L'âge du consentement sexuel - Veut-on favoriser le retour à la clandestinité?
Jean Wilkins - Professeur titulaire de pédiatrie, faculté de médecine, Université de Montréal, Section médecine de l'adolescence, CHU Sainte-Justine
16 février 2006
Le projet du ministre de la Justice, Vic Toews, de faire passer l'âge du consentement sexuel de 14 à 16 ans surprend et dérangera sûrement l'espèce de tranquillité d'esprit, bien que relative, dans laquelle oeuvraient toutes les personnes qui soignent les adolescents et les adolescentes.
Un peu d'histoire
En 1973, une étude de Sorenson aux États-Unis démontrait pour la première fois aux Américains et, de fait, à tous les Occidentaux que l'âge moyen de la première relation sexuelle chez les adolescents étudiés se situait à 14,5 ans. Ce fut un choc à l'époque. D'autres études ont par la suite confirmé cette donnée, certaines démontrant plus précisément que l'âge moyen de la première relation sexuelle était plus bas chez certains adolescents vivant une situation socioéconomique et culturelle désavantageuse. Depuis ces révélations, la situation n'a guère changé.
Les résultats des diverses études des années 70 ont favorisé la création de multiples services pour adolescents, adaptés à leur réalité, offrant un accueil et des soins spécialisés pour tout ce qui concerne la sexualité adolescente. Nous venions ainsi de sortir la sexualité adolescente de la clandestinité, et les milieux de santé, tout comme les milieux scolaires, ont réagi chacun à leur rythme avec un esprit d'ouverture et d'accueil.
Une sexualité et une puberté «hâtives»
Être sexuellement actif avant l'âge de 14 ou 15 ans demeure toutefois rare et est le plus souvent le propre d'adolescents qui connaissent des difficultés psychosociales significatives. Ce sont souvent des adolescents déjà abandonnés par leurs parents ou par leur milieu scolaire et pris en charge par un système social débordé.

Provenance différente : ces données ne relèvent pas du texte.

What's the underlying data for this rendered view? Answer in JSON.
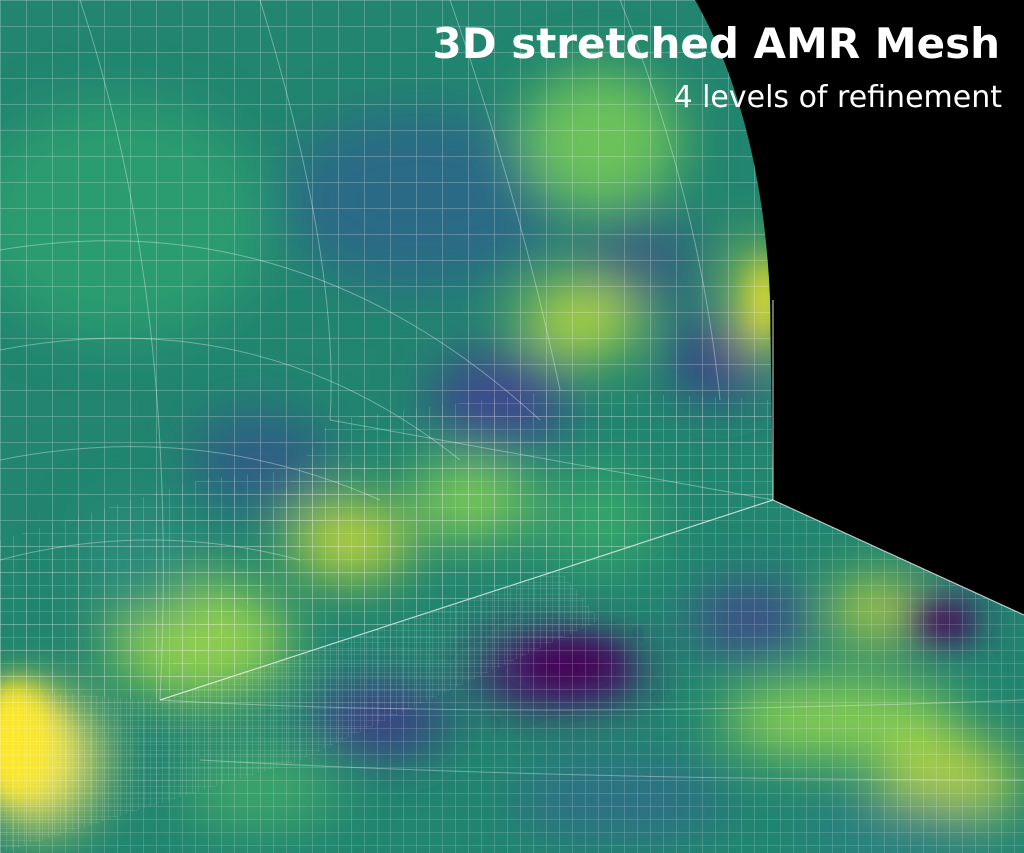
{
  "overlay": {
    "title": "3D stretched AMR Mesh",
    "subtitle": "4 levels of refinement"
  },
  "render": {
    "background_color": "#000000",
    "grid_line_color": "#ffffff",
    "colormap_name": "viridis",
    "colormap": [
      "#440154",
      "#3b528b",
      "#21918c",
      "#5ec962",
      "#c8d63a",
      "#fde725"
    ]
  }
}
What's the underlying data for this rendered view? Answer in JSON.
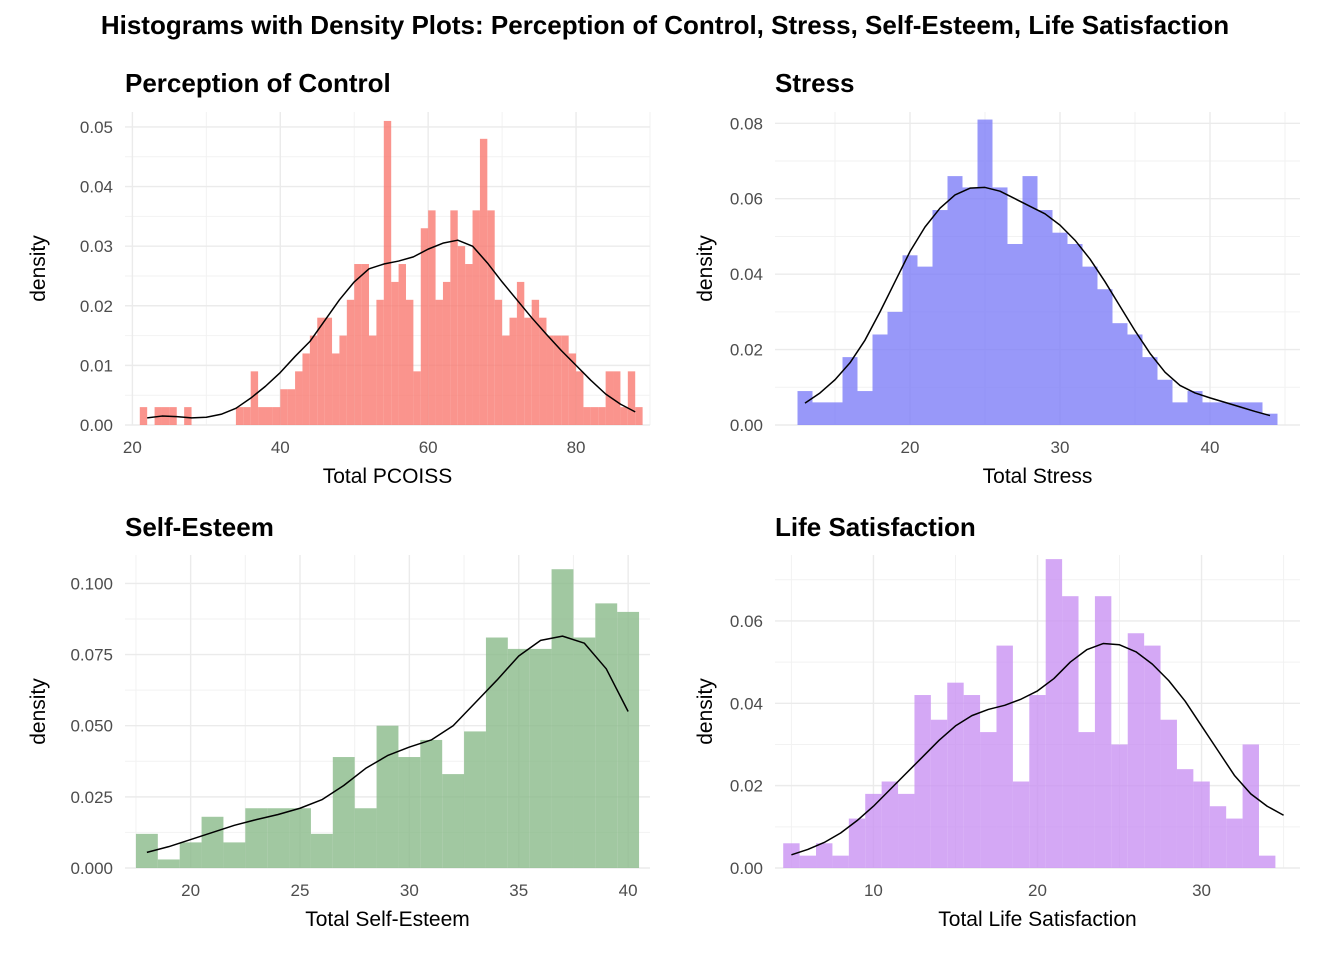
{
  "title": "Histograms with Density Plots: Perception of Control, Stress, Self-Esteem, Life Satisfaction",
  "chart_data": [
    {
      "type": "bar",
      "title": "Perception of Control",
      "xlabel": "Total PCOISS",
      "ylabel": "density",
      "color": "#F8766D",
      "xlim": [
        19,
        90
      ],
      "ylim": [
        0,
        0.0525
      ],
      "xticks": [
        20,
        40,
        60,
        80
      ],
      "yticks": [
        0.0,
        0.01,
        0.02,
        0.03,
        0.04,
        0.05
      ],
      "ytick_labels": [
        "0.00",
        "0.01",
        "0.02",
        "0.03",
        "0.04",
        "0.05"
      ],
      "bin_start": 21,
      "bin_width": 1,
      "values": [
        0.003,
        0,
        0.003,
        0.003,
        0.003,
        0,
        0.003,
        0,
        0,
        0,
        0,
        0,
        0,
        0.003,
        0.003,
        0.009,
        0.003,
        0.003,
        0.003,
        0.006,
        0.006,
        0.009,
        0.012,
        0.015,
        0.018,
        0.018,
        0.012,
        0.015,
        0.021,
        0.027,
        0.027,
        0.015,
        0.021,
        0.051,
        0.024,
        0.027,
        0.021,
        0.009,
        0.033,
        0.036,
        0.021,
        0.024,
        0.036,
        0.03,
        0.027,
        0.036,
        0.048,
        0.036,
        0.021,
        0.015,
        0.018,
        0.024,
        0.018,
        0.021,
        0.018,
        0.015,
        0.015,
        0.015,
        0.012,
        0.009,
        0.003,
        0.003,
        0.003,
        0.009,
        0.009,
        0.003,
        0.009,
        0.003
      ],
      "density_x": [
        22,
        24,
        26,
        28,
        30,
        32,
        34,
        36,
        38,
        40,
        42,
        44,
        46,
        48,
        50,
        52,
        54,
        56,
        58,
        60,
        62,
        64,
        66,
        68,
        70,
        72,
        74,
        76,
        78,
        80,
        82,
        84,
        86,
        88
      ],
      "density_y": [
        0.0012,
        0.0015,
        0.0014,
        0.0012,
        0.0013,
        0.0018,
        0.0028,
        0.0045,
        0.0065,
        0.0088,
        0.0115,
        0.014,
        0.0175,
        0.021,
        0.024,
        0.0262,
        0.027,
        0.0275,
        0.0282,
        0.0295,
        0.0305,
        0.031,
        0.03,
        0.0272,
        0.024,
        0.021,
        0.018,
        0.0152,
        0.0125,
        0.01,
        0.0075,
        0.0052,
        0.0035,
        0.0022
      ]
    },
    {
      "type": "bar",
      "title": "Stress",
      "xlabel": "Total Stress",
      "ylabel": "density",
      "color": "#7B7BF7",
      "xlim": [
        11,
        46
      ],
      "ylim": [
        0,
        0.083
      ],
      "xticks": [
        20,
        30,
        40
      ],
      "yticks": [
        0.0,
        0.02,
        0.04,
        0.06,
        0.08
      ],
      "ytick_labels": [
        "0.00",
        "0.02",
        "0.04",
        "0.06",
        "0.08"
      ],
      "bin_start": 12.5,
      "bin_width": 1,
      "values": [
        0.009,
        0.006,
        0.006,
        0.018,
        0.009,
        0.024,
        0.03,
        0.045,
        0.042,
        0.057,
        0.066,
        0.063,
        0.081,
        0.063,
        0.048,
        0.066,
        0.057,
        0.051,
        0.048,
        0.042,
        0.036,
        0.027,
        0.024,
        0.018,
        0.012,
        0.006,
        0.009,
        0.006,
        0.006,
        0.006,
        0.006,
        0.003
      ],
      "density_x": [
        13,
        14,
        15,
        16,
        17,
        18,
        19,
        20,
        21,
        22,
        23,
        24,
        25,
        26,
        27,
        28,
        29,
        30,
        31,
        32,
        33,
        34,
        35,
        36,
        37,
        38,
        39,
        40,
        41,
        42,
        43,
        44
      ],
      "density_y": [
        0.0058,
        0.0085,
        0.012,
        0.0165,
        0.0225,
        0.03,
        0.038,
        0.046,
        0.0525,
        0.0575,
        0.061,
        0.0628,
        0.063,
        0.062,
        0.06,
        0.058,
        0.056,
        0.053,
        0.049,
        0.044,
        0.038,
        0.0315,
        0.025,
        0.019,
        0.014,
        0.0105,
        0.0085,
        0.0072,
        0.006,
        0.0048,
        0.0036,
        0.0025
      ]
    },
    {
      "type": "bar",
      "title": "Self-Esteem",
      "xlabel": "Total Self-Esteem",
      "ylabel": "density",
      "color": "#86B886",
      "xlim": [
        17,
        41
      ],
      "ylim": [
        0,
        0.11
      ],
      "xticks": [
        20,
        25,
        30,
        35,
        40
      ],
      "yticks": [
        0.0,
        0.025,
        0.05,
        0.075,
        0.1
      ],
      "ytick_labels": [
        "0.000",
        "0.025",
        "0.050",
        "0.075",
        "0.100"
      ],
      "bin_start": 17.5,
      "bin_width": 1,
      "values": [
        0.012,
        0.003,
        0.009,
        0.018,
        0.009,
        0.021,
        0.021,
        0.021,
        0.012,
        0.039,
        0.021,
        0.05,
        0.039,
        0.045,
        0.033,
        0.048,
        0.081,
        0.077,
        0.077,
        0.105,
        0.081,
        0.093,
        0.09
      ],
      "density_x": [
        18,
        19,
        20,
        21,
        22,
        23,
        24,
        25,
        26,
        27,
        28,
        29,
        30,
        31,
        32,
        33,
        34,
        35,
        36,
        37,
        38,
        39,
        40
      ],
      "density_y": [
        0.0055,
        0.0075,
        0.01,
        0.0125,
        0.015,
        0.017,
        0.0188,
        0.021,
        0.024,
        0.029,
        0.035,
        0.0395,
        0.0425,
        0.045,
        0.05,
        0.058,
        0.066,
        0.0745,
        0.08,
        0.0815,
        0.079,
        0.07,
        0.055
      ]
    },
    {
      "type": "bar",
      "title": "Life Satisfaction",
      "xlabel": "Total Life Satisfaction",
      "ylabel": "density",
      "color": "#C88FF2",
      "xlim": [
        4,
        36
      ],
      "ylim": [
        0,
        0.076
      ],
      "xticks": [
        10,
        20,
        30
      ],
      "yticks": [
        0.0,
        0.02,
        0.04,
        0.06
      ],
      "ytick_labels": [
        "0.00",
        "0.02",
        "0.04",
        "0.06"
      ],
      "bin_start": 4.5,
      "bin_width": 1,
      "values": [
        0.006,
        0.003,
        0.006,
        0.003,
        0.012,
        0.018,
        0.021,
        0.018,
        0.042,
        0.036,
        0.045,
        0.042,
        0.033,
        0.054,
        0.021,
        0.042,
        0.075,
        0.066,
        0.033,
        0.066,
        0.03,
        0.057,
        0.054,
        0.036,
        0.024,
        0.021,
        0.015,
        0.012,
        0.03,
        0.003
      ],
      "density_x": [
        5,
        6,
        7,
        8,
        9,
        10,
        11,
        12,
        13,
        14,
        15,
        16,
        17,
        18,
        19,
        20,
        21,
        22,
        23,
        24,
        25,
        26,
        27,
        28,
        29,
        30,
        31,
        32,
        33,
        34,
        35
      ],
      "density_y": [
        0.0032,
        0.0045,
        0.0062,
        0.0085,
        0.0115,
        0.015,
        0.019,
        0.023,
        0.027,
        0.031,
        0.0345,
        0.037,
        0.0385,
        0.0395,
        0.041,
        0.043,
        0.046,
        0.05,
        0.053,
        0.0545,
        0.0542,
        0.0525,
        0.0495,
        0.0455,
        0.0405,
        0.0345,
        0.0285,
        0.0225,
        0.018,
        0.015,
        0.0128
      ]
    }
  ]
}
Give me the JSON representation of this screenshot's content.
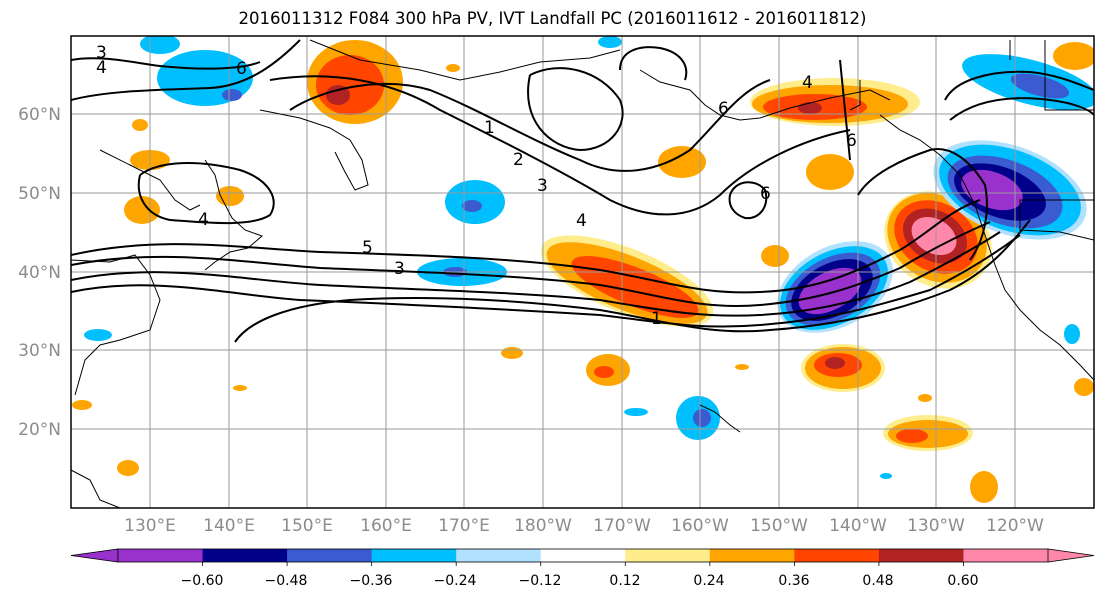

Très souvent, auprès de ces adolescents, la seule façon de créer un premier lien et de maintenir une alliance thérapeutique, entre autres avec les adolescentes, se faisait au moyen d'une consultation pour contraception, une ITS ou encore une grossesse. Si les intentions du ministre se concrétisent, tout ce travail accompli depuis 30 ans, au grand jour et parfois avec peu de moyens, devra désormais se faire dans la clandestinité avec l'appréhension pour l'adolescente qu'elle pourra être l'objet d'une dénonciation à tout moment.
Pourquoi fragiliser encore davantage des individus déjà fragilisés? Il s'agirait de violence additionnelle pour des adolescents dont le cheminement est déjà rempli de violences de toute sorte.
Une autre réalité très souvent ignorée et négligée concerne les adolescentes qui vivent une puberté plus hâtive. Il est reconnu que l'âge moyen du ménarche, i.e. la première menstruation, se situe à 12,5 ans alors que l'âge moyen du coïtarche, i.e. la première relation sexuelle, se situe à 14,5 ans.
Lorsqu'une adolescente connaît une puberté plus hâtive, soit entre 9 ans et 11 ans, il faut savoir reconnaître tout le stress que vit cette jeune fille qui voit son corps se transformer alors que ses paires, dans la même classe, ont encore un corps d'enfant. Il devient normal pour cette jeune fille de vouloir socialiser avec des adolescentes et des adolescents d'âge chronologique plus avancé.
L'écart normal de deux ans entre le ménarche et le coïtarche prend une dimension tout autre si, pour des raisons strictement biologiques, le ménarche s'est produit à 9, 10 ou 11 ans. Criminaliser un événement biologique normal et reconnu comme étant pénible à traverser ajoutera au stress déjà complexe que vivent silencieusement ces adolescentes.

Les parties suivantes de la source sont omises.